Empty and refresh any standing water at least once a week. Mosquitoes develop from egg to adult in roughly two weeks, and as fast as four days in warm conditions, so a weekly routine interrupts the larval cycle before new adults can emerge.
Are Bti mosquito dunks safe for people and pets?
Yes. Bti (Bacillus thuringiensis israelensis) is a naturally occurring bacterium used in mosquito dunks and bits. It kills mosquito larvae in the water but is not harmful to people, pets, or beneficial insects when used as directed. It is useful for water you cannot drain, such as ponds and rain barrels.
What repellents actually work against mosquitoes?
The EPA registers several proven active ingredients: DEET, picaridin, IR3535, oil of lemon eucalyptus (OLE) or PMD, and 2-undecanone. DEET at 15 to 30 percent gives about 6 to 12 hours of protection, and picaridin at 10 to 20 percent is at least as effective as DEET. Higher concentration lasts longer, not stronger.
Do mosquito repellent plants keep mosquitoes away?

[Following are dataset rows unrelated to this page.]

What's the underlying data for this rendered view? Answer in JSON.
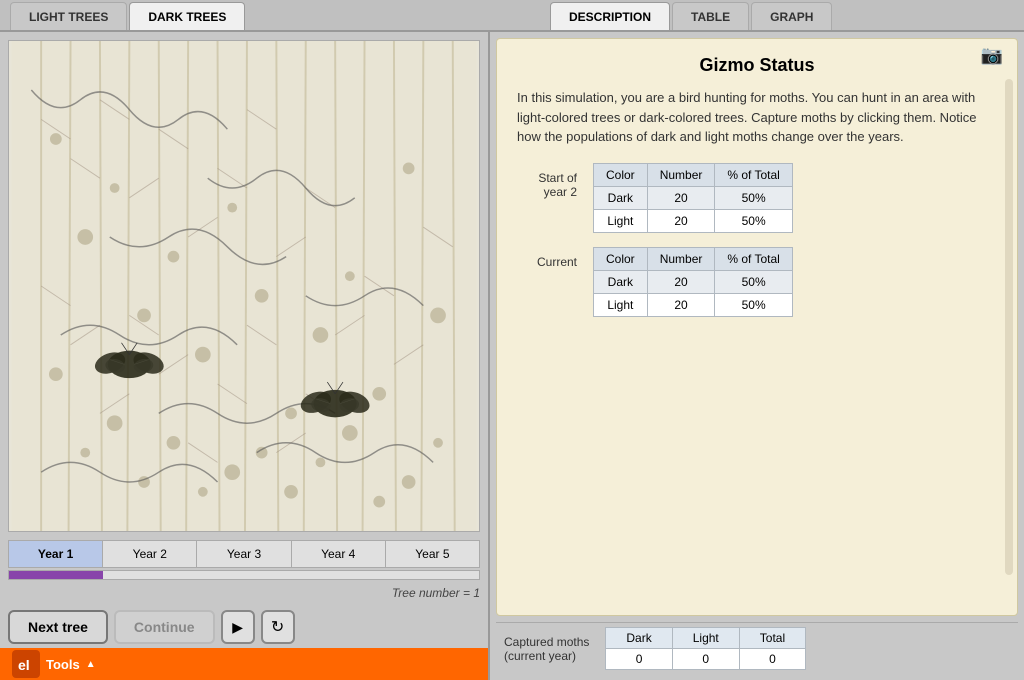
{
  "tabs": {
    "left": [
      {
        "label": "LIGHT TREES",
        "active": false
      },
      {
        "label": "DARK TREES",
        "active": true
      }
    ],
    "right": [
      {
        "label": "DESCRIPTION",
        "active": true
      },
      {
        "label": "TABLE",
        "active": false
      },
      {
        "label": "GRAPH",
        "active": false
      }
    ]
  },
  "year_tabs": [
    {
      "label": "Year 1",
      "active": true
    },
    {
      "label": "Year 2",
      "active": false
    },
    {
      "label": "Year 3",
      "active": false
    },
    {
      "label": "Year 4",
      "active": false
    },
    {
      "label": "Year 5",
      "active": false
    }
  ],
  "tree_number_label": "Tree number = 1",
  "buttons": {
    "next_tree": "Next tree",
    "continue": "Continue"
  },
  "tools_label": "Tools",
  "gizmo": {
    "title": "Gizmo Status",
    "description": "In this simulation, you are a bird hunting for moths. You can hunt in an area with light-colored trees or dark-colored trees. Capture moths by clicking them. Notice how the populations of dark and light moths change over the years.",
    "start_of_year": "Start of\nyear 2",
    "current_label": "Current",
    "table_headers": [
      "Color",
      "Number",
      "% of Total"
    ],
    "start_rows": [
      {
        "color": "Dark",
        "number": "20",
        "percent": "50%"
      },
      {
        "color": "Light",
        "number": "20",
        "percent": "50%"
      }
    ],
    "current_rows": [
      {
        "color": "Dark",
        "number": "20",
        "percent": "50%"
      },
      {
        "color": "Light",
        "number": "20",
        "percent": "50%"
      }
    ]
  },
  "captured": {
    "label": "Captured moths\n(current year)",
    "headers": [
      "Dark",
      "Light",
      "Total"
    ],
    "values": [
      "0",
      "0",
      "0"
    ]
  },
  "progress": {
    "percent": 20
  }
}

Not reliably. Plants marketed as mosquito repellents, such as citronella, lavender, and catnip, have only a weak real-world effect and are no substitute for removing standing water or using a registered repellent. Treat them as decorative at best, not as a control method.
Where do mosquitoes lay their eggs?
Mosquitoes lay eggs in or near standing water, including very small containers. The larva, called a wriggler, and the pupa, called a tumbler, both live in the water. That is why any water-holding item in your yard can become a breeding site, and why draining them is the core of control.
How long do mosquitoes take to develop and how long do they live?
Development from egg to adult typically takes about two weeks, ranging from four days to a month depending on conditions. Adult mosquitoes then live roughly two to four weeks, with females generally living longer. A weekly water-dumping routine stays ahead of even the fastest development.